Nos contó que eran tropas de la EDI, la organización conocida como el Estado Democrático Imperial, también apodada "Sol Negro" por el símbolo que los identificaba.

La EDI había puesto sus ojos en la Tierra. Nuestro mundo era el último bastión de la rebelión en esta región del universo. Para ellos, era hora de que la Tierra cayera, consolidando su poderío y control absoluto sobre los sistemas estelares.

La guerra que estábamos librando no era solo nuestra. Era algo mucho más grande.

—No hay nadie más —dijo el prisionero con un hilo de voz—. No hay nadie más que ustedes. Todo allá afuera pertenece al EDI, o como algunos lo llaman, el Imperio del Sol Negro. —

Nos miró con una mezcla de resignación y terror. Nos advirtió con voz temblorosa:

—Es mejor rendirse sin pelear. He visto cosas... En los últimos lugares que conquistaron, diezmaron a la población por completo. Aquellos que resistieron murieron. Todos. —

Hubo un silencio pesado, roto solo por su respiración entrecortada.

—Él ya viene —dijo finalmente, con los ojos abiertos como platos, reflejando un miedo profundo.

Zein frunció el ceño, acercándose más.

—¿Quién viene? —

El prisionero tragó saliva, sus palabras apenas audibles.

—Nuestro jefe. —

—¿Y quién es ese? —insistió Zein con dureza.

—El ser más poderoso que he conocido... y el más temido. Alguien invencible. —

Sus palabras quedaron flotando en el aire como una amenaza intangible. Un escalofrío recorrió mi cuerpo, aunque traté de disimularlo. Invencible. ¿Cómo luchas contra algo que no puedes vencer?

Tras obtener la información, decidieron trasladarlo a la zona norteamericana de la Nueva República para interrogarlo más a fondo. Mientras tanto, nosotros nos quedaríamos aquí, esperando nuevas órdenes.

Kiomi notó mi estado, siempre era perceptiva conmigo. Se acercó, con esa mezcla de dulzura y preocupación que sabía transmitir.

—Naoko, ¿estás bien? —preguntó, mirándome de reojo.

—Sí... estoy bien.

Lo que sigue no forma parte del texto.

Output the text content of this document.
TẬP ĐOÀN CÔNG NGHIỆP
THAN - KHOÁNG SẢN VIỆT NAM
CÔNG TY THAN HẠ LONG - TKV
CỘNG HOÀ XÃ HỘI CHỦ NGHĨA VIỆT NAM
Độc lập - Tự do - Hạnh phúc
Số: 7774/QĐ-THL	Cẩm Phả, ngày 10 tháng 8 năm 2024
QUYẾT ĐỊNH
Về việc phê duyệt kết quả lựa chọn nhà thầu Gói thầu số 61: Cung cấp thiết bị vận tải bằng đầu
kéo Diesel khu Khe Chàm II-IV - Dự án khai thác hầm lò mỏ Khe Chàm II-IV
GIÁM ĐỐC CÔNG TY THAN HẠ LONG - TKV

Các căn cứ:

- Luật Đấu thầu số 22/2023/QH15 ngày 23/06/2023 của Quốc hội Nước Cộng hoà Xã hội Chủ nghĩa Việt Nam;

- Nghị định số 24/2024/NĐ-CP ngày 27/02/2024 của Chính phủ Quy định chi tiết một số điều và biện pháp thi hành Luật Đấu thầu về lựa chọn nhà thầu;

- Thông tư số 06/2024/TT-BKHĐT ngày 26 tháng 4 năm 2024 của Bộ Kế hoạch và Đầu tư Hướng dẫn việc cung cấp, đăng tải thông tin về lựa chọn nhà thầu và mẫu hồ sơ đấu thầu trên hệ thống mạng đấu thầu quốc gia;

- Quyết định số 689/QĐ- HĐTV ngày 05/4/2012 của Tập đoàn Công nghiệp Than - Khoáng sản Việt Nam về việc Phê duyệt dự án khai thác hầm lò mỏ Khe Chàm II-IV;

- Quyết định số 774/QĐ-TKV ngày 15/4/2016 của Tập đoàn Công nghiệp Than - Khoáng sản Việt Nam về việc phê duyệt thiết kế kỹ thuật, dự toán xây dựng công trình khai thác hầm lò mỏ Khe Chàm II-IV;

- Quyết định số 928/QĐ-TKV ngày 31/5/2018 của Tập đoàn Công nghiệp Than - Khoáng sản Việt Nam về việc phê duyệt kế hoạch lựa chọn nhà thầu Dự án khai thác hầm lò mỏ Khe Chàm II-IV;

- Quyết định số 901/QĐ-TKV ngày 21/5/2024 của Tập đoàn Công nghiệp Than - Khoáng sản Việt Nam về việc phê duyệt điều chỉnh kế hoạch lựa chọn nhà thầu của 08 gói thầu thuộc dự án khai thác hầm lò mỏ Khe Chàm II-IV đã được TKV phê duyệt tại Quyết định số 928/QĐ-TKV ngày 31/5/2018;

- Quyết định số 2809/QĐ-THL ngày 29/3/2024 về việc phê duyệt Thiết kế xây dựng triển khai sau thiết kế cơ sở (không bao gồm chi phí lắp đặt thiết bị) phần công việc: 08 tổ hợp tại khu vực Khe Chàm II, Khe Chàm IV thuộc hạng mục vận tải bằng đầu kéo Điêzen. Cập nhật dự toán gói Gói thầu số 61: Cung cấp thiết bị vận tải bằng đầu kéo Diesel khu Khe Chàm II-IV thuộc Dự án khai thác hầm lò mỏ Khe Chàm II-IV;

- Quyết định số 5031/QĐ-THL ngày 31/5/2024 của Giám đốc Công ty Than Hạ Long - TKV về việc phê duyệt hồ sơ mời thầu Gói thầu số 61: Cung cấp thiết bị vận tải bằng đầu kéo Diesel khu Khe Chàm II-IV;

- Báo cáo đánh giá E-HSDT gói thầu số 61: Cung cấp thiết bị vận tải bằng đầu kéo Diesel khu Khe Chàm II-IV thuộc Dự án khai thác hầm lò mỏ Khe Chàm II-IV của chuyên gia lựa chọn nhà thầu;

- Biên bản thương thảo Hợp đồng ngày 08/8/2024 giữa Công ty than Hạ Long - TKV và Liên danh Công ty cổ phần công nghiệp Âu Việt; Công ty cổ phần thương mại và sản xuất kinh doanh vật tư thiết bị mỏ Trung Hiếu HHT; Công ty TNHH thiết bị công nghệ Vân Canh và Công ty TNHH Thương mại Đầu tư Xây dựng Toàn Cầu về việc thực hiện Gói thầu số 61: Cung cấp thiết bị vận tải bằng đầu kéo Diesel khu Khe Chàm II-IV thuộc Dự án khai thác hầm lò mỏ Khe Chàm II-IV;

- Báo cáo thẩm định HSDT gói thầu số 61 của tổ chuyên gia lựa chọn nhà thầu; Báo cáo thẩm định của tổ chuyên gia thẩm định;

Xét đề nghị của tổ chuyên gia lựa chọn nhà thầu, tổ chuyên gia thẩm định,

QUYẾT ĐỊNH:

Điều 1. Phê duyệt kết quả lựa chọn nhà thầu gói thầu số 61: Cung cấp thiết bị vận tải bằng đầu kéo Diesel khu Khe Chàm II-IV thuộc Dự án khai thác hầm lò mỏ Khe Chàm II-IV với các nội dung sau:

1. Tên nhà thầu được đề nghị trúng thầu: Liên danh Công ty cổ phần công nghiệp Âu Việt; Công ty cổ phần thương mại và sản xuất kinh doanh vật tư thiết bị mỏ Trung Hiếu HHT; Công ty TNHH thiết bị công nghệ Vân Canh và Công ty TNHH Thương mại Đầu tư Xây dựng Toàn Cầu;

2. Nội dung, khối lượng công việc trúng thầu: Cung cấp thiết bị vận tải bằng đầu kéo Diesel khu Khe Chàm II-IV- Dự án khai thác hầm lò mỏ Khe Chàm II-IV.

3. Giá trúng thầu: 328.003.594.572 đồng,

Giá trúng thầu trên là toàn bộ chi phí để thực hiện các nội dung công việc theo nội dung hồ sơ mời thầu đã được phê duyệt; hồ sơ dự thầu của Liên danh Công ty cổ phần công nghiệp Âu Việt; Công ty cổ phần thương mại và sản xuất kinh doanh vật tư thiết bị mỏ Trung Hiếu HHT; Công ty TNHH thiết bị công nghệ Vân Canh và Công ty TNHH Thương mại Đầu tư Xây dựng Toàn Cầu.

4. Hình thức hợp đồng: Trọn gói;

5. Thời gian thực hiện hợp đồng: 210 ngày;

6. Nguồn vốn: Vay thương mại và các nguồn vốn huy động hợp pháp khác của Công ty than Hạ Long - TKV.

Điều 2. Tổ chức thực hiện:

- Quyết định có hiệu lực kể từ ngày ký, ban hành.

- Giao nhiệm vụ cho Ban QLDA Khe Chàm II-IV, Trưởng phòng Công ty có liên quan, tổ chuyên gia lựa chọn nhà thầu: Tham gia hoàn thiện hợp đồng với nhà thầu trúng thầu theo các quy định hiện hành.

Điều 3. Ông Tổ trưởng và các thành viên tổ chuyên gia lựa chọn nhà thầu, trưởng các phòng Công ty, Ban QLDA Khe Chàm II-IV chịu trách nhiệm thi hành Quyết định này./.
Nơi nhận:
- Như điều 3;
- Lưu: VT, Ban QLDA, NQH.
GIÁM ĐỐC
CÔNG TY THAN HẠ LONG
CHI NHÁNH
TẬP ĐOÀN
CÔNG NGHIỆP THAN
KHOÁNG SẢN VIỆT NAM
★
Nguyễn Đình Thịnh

Solo necesito descansar un poco —respondí con una sonrisa débil, intentando tranquilizarla.

La verdad era que necesitaba descansar desesperadamente. Los últimos días habían sido un infierno constante. Apenas lograba mantenerme en pie, y la falta de sueño, combinada con el desgaste físico y emocional, me estaba pasando factura.

Me senté junto a Kiomi, dejándome llevar por el cansancio. Cerré los ojos y apoyé la cabeza en su hombro. Fue un gesto instintivo, como si en ese pequeño acto de cercanía pudiera encontrar algo de consuelo.

Ella no dijo nada. Simplemente se quedó ahí, dejando que descansara. Y por primera vez en días, sentí que podía relajarme, aunque fuera solo un poco.